Creme de cenoura
Com a globalização galopante, vão-se perdendo as marcas da identidade nacional. Qualquer dia os restaurantes portugueses só se distinguirão dos espanhóis por terem o menu traduzido em mau inglês e por os garçons se exprimirem, perante os estrangeiros, numa língua de circo a que caridosamente chamaríamos portunhol. Move-os (aos garçons) a ideia de que, seja qual for a nacionalidade dos clientes, eles os entenderão melhor se disserem pêzzcáda ou criémê de zênôra (palavras que não existem em língua nenhuma) em vez de pronunciarem correctamente pescada e creme de cenoura. O dito creme de cenoura, porém, configura um abastardamento dos costumes em comparação com o qual a questão linguística não passa de um fait divers. A tragédia é que os portugueses estão a deixar de comer sopa. Quando se senta à mesa em clima de festa uma família numerosa, a sopa é um castigo reservado às crianças. Talvez se julgue que ela faz bem até certa idade (13 ou 14 anos) mas para um adulto é sinal de fraqueza ingerir um caldo de legumes. E a sopa-enquanto-alimento-infantil deve previamente ser convertida em creme, não vá a dentição frágil quebrar-se ao mastigar um talo de couve mal cozida. Constatando que a sopa não tem saída ou, quando tem, só é servida depois de "passada", os restaurantes que ainda a incluem na ementa ficam-se pela versão "creme de legumes". E se é para desfazer os legumes, misturando-os indistintamente, escusado será usar uma grande variedade deles. Com isto chegamos ao malfadado creme de cenoura, que é a sopa à beira da extinção.

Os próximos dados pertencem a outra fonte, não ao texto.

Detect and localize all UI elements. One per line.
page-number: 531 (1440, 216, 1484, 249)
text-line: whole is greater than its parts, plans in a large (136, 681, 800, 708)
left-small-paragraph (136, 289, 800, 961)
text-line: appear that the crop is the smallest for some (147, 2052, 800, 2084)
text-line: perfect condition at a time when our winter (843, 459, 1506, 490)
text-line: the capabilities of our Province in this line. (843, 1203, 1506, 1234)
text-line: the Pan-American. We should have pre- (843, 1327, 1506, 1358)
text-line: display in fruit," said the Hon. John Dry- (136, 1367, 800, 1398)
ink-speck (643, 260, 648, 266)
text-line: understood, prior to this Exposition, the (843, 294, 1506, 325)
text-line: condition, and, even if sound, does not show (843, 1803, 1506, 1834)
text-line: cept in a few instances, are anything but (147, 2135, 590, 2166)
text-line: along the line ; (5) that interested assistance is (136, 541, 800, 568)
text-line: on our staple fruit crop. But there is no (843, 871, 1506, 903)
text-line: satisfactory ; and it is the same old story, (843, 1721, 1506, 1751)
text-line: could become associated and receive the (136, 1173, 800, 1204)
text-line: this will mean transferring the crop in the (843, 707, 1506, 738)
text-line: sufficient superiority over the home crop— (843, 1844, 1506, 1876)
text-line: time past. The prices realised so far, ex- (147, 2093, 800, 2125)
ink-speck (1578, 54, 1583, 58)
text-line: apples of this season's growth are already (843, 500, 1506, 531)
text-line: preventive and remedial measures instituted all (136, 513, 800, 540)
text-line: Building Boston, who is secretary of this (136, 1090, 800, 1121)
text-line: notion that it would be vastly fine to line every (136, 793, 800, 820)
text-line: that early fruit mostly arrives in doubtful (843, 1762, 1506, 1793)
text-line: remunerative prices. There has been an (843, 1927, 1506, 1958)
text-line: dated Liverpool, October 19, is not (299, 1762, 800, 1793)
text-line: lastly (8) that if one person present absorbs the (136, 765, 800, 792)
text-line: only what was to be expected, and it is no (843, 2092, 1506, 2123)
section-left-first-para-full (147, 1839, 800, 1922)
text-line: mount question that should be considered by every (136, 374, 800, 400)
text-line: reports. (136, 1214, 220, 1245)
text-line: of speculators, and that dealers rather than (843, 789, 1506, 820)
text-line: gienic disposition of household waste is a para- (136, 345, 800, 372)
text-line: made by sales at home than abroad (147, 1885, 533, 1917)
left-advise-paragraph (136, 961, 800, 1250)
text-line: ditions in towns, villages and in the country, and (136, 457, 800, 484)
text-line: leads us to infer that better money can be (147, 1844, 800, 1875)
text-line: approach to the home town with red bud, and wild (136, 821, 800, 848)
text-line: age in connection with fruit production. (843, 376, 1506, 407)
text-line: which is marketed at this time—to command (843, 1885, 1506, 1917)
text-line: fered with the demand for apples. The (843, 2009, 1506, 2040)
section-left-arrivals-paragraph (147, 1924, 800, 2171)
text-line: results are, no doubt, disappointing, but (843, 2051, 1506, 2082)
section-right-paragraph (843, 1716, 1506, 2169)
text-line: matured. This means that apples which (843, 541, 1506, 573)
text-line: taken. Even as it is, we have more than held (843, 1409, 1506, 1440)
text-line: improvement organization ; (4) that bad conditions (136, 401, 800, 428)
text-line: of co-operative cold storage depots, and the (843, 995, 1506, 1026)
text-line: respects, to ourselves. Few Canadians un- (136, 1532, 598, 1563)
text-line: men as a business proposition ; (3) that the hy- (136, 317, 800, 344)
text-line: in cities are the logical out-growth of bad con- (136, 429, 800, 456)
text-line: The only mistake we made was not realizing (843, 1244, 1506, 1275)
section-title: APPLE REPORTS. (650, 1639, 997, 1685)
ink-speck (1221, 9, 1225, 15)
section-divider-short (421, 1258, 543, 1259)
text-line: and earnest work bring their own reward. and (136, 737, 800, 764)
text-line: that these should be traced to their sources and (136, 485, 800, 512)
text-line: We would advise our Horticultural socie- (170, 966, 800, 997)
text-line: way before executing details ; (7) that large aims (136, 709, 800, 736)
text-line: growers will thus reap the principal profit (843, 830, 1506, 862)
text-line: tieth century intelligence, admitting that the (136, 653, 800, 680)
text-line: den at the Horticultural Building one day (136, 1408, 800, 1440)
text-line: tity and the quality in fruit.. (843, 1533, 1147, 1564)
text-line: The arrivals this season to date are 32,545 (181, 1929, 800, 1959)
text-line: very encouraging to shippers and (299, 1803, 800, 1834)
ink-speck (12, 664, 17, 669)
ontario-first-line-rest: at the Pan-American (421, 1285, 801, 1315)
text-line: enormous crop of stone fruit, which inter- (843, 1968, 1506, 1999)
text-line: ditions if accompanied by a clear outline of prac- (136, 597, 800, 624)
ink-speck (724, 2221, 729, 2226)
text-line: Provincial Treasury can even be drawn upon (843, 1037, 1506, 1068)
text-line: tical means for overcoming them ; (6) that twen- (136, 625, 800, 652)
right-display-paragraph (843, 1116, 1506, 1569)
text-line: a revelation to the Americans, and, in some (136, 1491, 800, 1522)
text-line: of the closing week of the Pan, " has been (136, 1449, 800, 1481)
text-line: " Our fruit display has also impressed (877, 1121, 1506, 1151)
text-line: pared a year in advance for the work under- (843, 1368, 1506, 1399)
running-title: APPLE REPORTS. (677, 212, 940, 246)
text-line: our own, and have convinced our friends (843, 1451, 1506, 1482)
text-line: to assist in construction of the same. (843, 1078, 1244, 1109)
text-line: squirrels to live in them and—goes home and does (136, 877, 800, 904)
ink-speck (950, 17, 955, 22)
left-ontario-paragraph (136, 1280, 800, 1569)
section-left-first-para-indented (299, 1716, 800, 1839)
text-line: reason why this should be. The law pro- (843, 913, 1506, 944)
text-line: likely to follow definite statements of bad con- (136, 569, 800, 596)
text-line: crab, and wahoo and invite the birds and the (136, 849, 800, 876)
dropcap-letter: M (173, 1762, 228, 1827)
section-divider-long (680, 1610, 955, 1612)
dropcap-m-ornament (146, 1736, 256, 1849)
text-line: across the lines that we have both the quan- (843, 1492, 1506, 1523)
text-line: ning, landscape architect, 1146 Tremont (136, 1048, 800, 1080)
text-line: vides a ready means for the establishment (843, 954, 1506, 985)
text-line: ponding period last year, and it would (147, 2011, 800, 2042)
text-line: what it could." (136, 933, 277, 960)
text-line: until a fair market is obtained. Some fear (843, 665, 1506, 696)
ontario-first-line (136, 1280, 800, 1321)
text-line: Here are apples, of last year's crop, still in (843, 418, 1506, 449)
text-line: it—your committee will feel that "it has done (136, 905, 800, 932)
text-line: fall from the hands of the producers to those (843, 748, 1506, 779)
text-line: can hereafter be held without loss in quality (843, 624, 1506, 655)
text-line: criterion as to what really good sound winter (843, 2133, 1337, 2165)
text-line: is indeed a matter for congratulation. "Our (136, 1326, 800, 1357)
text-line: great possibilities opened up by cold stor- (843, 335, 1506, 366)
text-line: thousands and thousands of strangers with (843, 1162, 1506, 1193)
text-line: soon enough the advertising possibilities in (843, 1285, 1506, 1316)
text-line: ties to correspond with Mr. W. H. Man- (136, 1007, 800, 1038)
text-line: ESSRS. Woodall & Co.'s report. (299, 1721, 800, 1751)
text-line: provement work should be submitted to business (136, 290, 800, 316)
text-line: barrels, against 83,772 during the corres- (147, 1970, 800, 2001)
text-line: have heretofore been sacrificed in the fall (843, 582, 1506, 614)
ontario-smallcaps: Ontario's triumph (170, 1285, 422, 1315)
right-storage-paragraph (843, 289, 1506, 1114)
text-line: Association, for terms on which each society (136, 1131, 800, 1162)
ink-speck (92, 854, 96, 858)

Cumprido o desabafo, aqui vai a primeira informação paracientífica do dia: o que há de mais estranho no creme de cenoura é a cor. É natural que o creme assuma a cor do ingrediente (neste caso a cenoura) que foi triturado para o produzir, mas o que já não é natural é que a cenoura tenha a cor que tem. Aquilo que consumimos sob o nome de cenoura é a raiz intumescida de uma umbelífera, Daucus carota subsp. sativus. Acontece que os antepassados silvestres dessa planta têm raízes brancas ou amareladas, e a versão cor-de-laranja a que estamos habituados só surgiu no século XVII, provavelmente na Holanda. Nos países com um mercado gourmet mais diversificado, encontram-se ainda à venda essas cenouras pálidas que, parecendo curiosidades, são afinal menos artificiais do que as cenouras comuns. Creme de cenoura branco? Seria uma novidade, mesmo que não fosse menos insípido.
A versão silvestre da cenoura tem em geral raízes minguadas e pouco comestíveis (são-no apenas quando muito tenras) — caso contrário, sendo ela tão abundante por toda a Europa e também na Ásia, nunca teria havido necessidade de a domesticar. Para os botânicos, a variabilidade da espécie Daucus carota é motivo de estudo, discussão e controvérsia. A Flora Ibérica considera existirem na Península oito subespécies de cenoura silvestre, mas o critério usado nessa divisão não é universalmente aceite e, ao desvalorizar como subespécie um endemismo lusitano distintivo como o Daucus halophilus, não parece isento de pendor nacionalista. Não menos discutível será a subordinação da subespécie maritimus, formada por plantas quase glabras, débeis, de umbelas pequenas, à subespécie carota, que integra plantas mais hirsutas e espigadas, de umbelas maiores. A única vantagem da simplificação proposta pela Flora Ibérica é que a cenoura que vemos em quase em todo o continente pertence à subespécie carota, tendo as outras três subespécies por cá assinaladas uma presença muito pontual. Mas se dermos dois passos do lado de lá da fronteira já tudo se complica.
E nos Açores? Graças à circunstância de a Flora Ibérica não se ter ocupado das ilhas, ainda hoje ocorrem oficialmente duas subespécies de Daucus carota no arquipélago. A mais comum das duas, ilustrada nas fotos, é tida como endemismo açoriano, ocupando em todas as ilhas habitats muito diversos desde falésias costeiras até terrenos baldios, pastagens e bermas de estrada. A segunda, presente apenas em quatro ilhas (São Miguel, Graciosa, São Jorge e Faial), é a subespécie maritimus. Há uma clara diferença de tamanho entre as duas subespécies, com a subespécie azoricus a vencer por larga margem, e há diferenças também na pilosidade e no formato das folhas: na subespécie azoricus os segmentos de última ordem das folhas são curtos e arredondados (4.ª foto), enquanto que na subespécie maritimus são longos e estreitos, quase lineares. Talvez estas diferenças não passassem no crivo de quem gosta de amalgamar coisas díspares, mas enquanto isso não sucede este Daucus carota subsp. azoricus vai segurando o seu incerto galardão de endemismo açoriano.